KLIKGENZ | Pemerintah pusat telah menetapkan total Dana Desa dalam Undang-Undang APBN Tahun 2026 sebesar Rp60,6 triliun. Angka ini menandai perubahan arah kebijakan fiskal desa yang patut dicermati secara serius oleh seluruh pemangku kepentingan di tingkat desa.
Menteri Keuangan Purbaya Yudi Sadewa mengungkapkan bahwa sekitar Rp40 triliun dari total Dana Desa tersebut dialokasikan secara khusus untuk pembangunan gerai dan pergudangan Koperasi Desa Merah Putih (KDMP) di seluruh Indonesia. Pernyataan ini disampaikan dalam media briefing di Kantor Kementerian Keuangan, Jakarta, Jumat (14/11/2025).
Dengan demikian, sisa Dana Desa yang dapat digunakan untuk pembiayaan program reguler desa hanya sekitar Rp20,6 triliun. Jika angka ini dibagi terhadap jumlah desa di Indonesia yang mencapai 75.259 desa (berdasarkan data SID Kemendesa), maka rata-rata alokasi Dana Desa tahun 2026 hanya sekitar Rp273,7 juta per desa.
Perlu digarisbawahi, angka tersebut merupakan rata-rata nasional. Realisasi Dana Desa yang diterima masing-masing desa akan sangat bergantung pada parameter yang diatur melalui Peraturan Menteri Keuangan, antara lain jumlah penduduk, tingkat kemiskinan, luas wilayah, status Indeks Desa, serta kinerja dan kepatuhan laporan penggunaan Dana Desa pada tahun-tahun sebelumnya.
Fakta menyusutnya ruang fiskal desa ini menjadi alarm penting. Desa tidak lagi dapat mengandalkan Dana Desa sebagai satu-satunya sumber pembiayaan pembangunan. Dibutuhkan langkah-langkah adaptif agar pelayanan publik dan pembangunan desa tetap berjalan optimal.

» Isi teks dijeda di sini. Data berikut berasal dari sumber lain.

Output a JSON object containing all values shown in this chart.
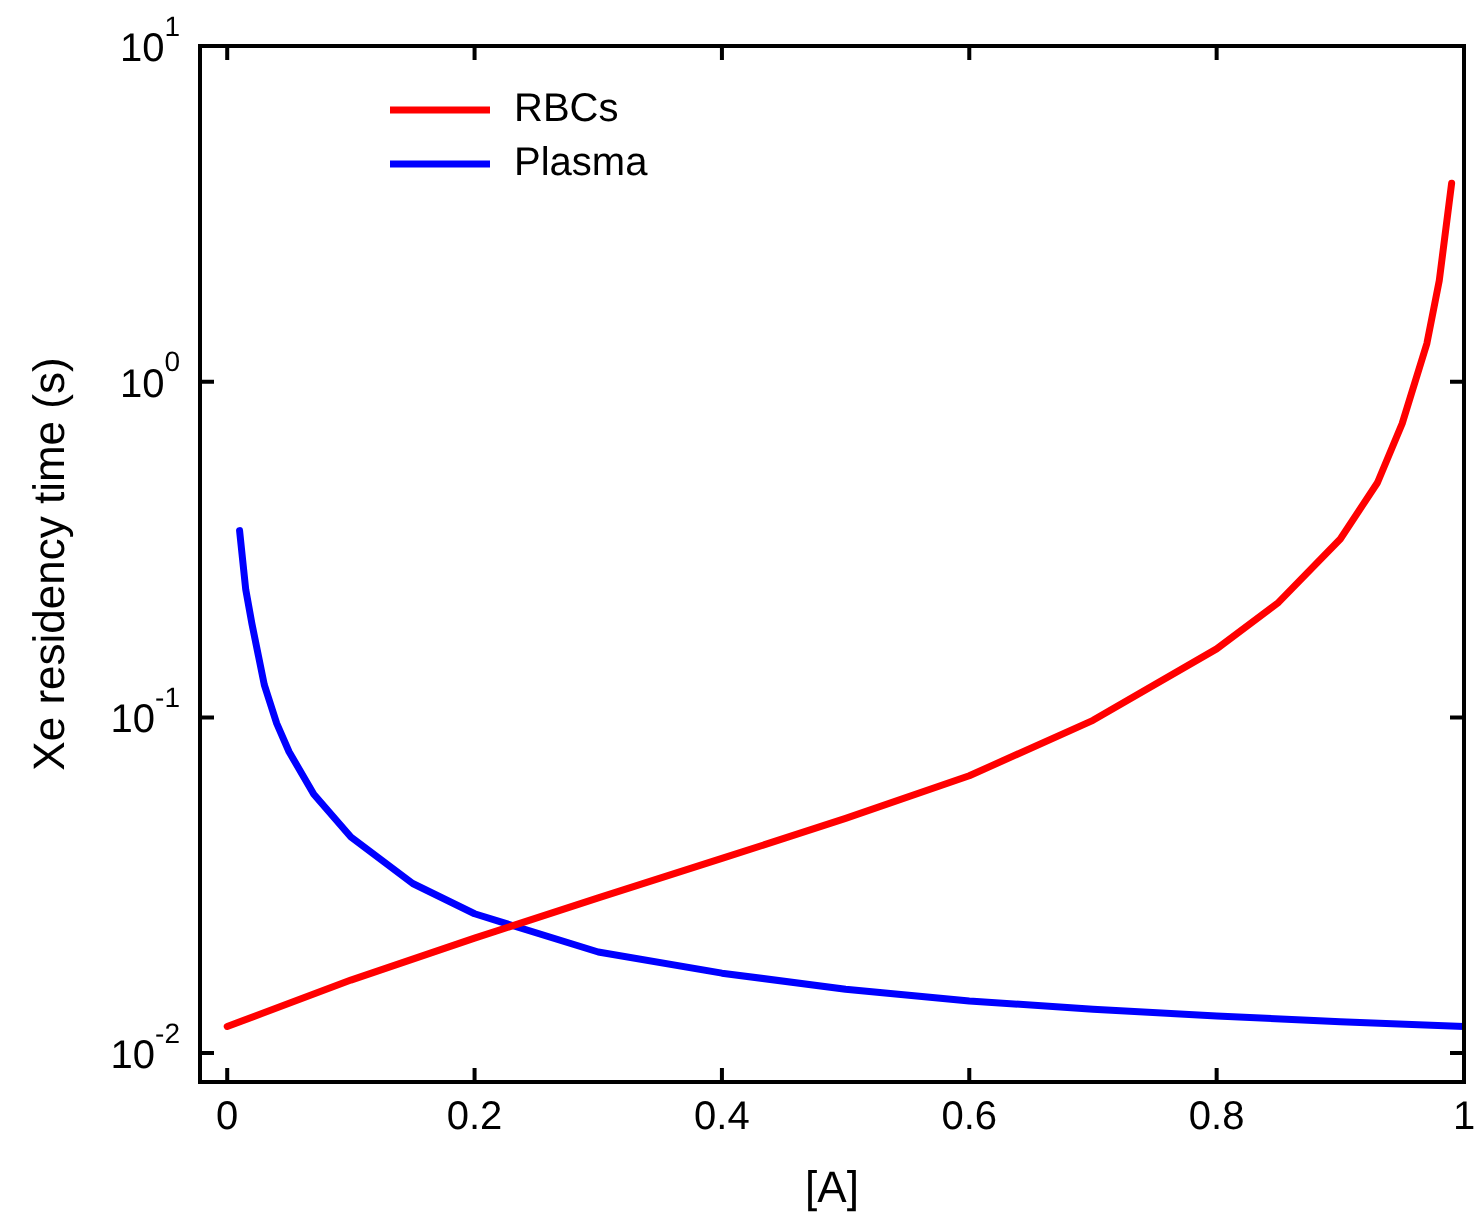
{
  "chart_data": {
    "type": "line",
    "xlabel": "[A]",
    "ylabel": "Xe residency time (s)",
    "log": "y",
    "grid": false,
    "legend": "top left",
    "line_style": "solid",
    "marker": "none",
    "xlim": [
      -0.022,
      1.0
    ],
    "xticks": [
      0,
      0.2,
      0.4,
      0.6,
      0.8,
      1
    ],
    "ylim": [
      0.0082,
      10
    ],
    "yticks": [
      {
        "value": 0.01,
        "label": "10$^{-2}$"
      },
      {
        "value": 0.1,
        "label": "10$^{-1}$"
      },
      {
        "value": 1,
        "label": "10$^{0}$"
      },
      {
        "value": 10,
        "label": "10$^{1}$"
      }
    ],
    "series": [
      {
        "name": "RBCs",
        "color": "#ff0000",
        "x": [
          0,
          0.1,
          0.2,
          0.3,
          0.4,
          0.5,
          0.6,
          0.7,
          0.8,
          0.85,
          0.9,
          0.93,
          0.95,
          0.97,
          0.98,
          0.99
        ],
        "values": [
          0.012,
          0.0165,
          0.022,
          0.029,
          0.038,
          0.05,
          0.067,
          0.098,
          0.16,
          0.22,
          0.34,
          0.5,
          0.75,
          1.3,
          2.0,
          3.9
        ]
      },
      {
        "name": "Plasma",
        "color": "#0000ff",
        "x": [
          0.01,
          0.015,
          0.02,
          0.03,
          0.04,
          0.05,
          0.07,
          0.1,
          0.15,
          0.2,
          0.3,
          0.4,
          0.5,
          0.6,
          0.7,
          0.8,
          0.9,
          1.0
        ],
        "values": [
          0.36,
          0.24,
          0.19,
          0.125,
          0.096,
          0.079,
          0.059,
          0.044,
          0.032,
          0.026,
          0.02,
          0.0173,
          0.0155,
          0.0143,
          0.0135,
          0.0129,
          0.0124,
          0.012
        ]
      }
    ]
  }
}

Pertama, desa perlu menyusun ulang RKPDes dan APBDes 2026 secara lebih selektif dan berbasis skala prioritas. Kegiatan yang benar-benar mendesak dan berdampak langsung bagi masyarakat, khususnya layanan dasar dan pengentasan kemiskinan, harus menjadi fokus utama.
Kedua, pengurangan kegiatan fisik yang tidak mendesak menjadi keniscayaan. Pembangunan yang dapat ditunda sebaiknya dijadwalkan ulang, mengingat keterbatasan anggaran yang tersedia.
Ketiga, penguatan program berbasis pemberdayaan masyarakat dan Padat Karya Tunai (PKT) menjadi strategi rasional. Selain relatif hemat biaya, program ini mampu menyerap tenaga kerja desa dan menggerakkan ekonomi lokal secara langsung.
Keempat, desa perlu menyiapkan sumber daya manusia untuk mengoptimalkan peran KDMP. Sesuai regulasi, minimal 20 persen Sisa Hasil Usaha (SHU) KDMP akan menjadi Pendapatan Asli Desa. Artinya, semakin profesional pengelolaan koperasi, semakin besar pula potensi pendapatan desa ke depan. KDMP tidak boleh sekadar menjadi proyek fisik, melainkan harus benar-benar menjadi motor penggerak ekonomi desa.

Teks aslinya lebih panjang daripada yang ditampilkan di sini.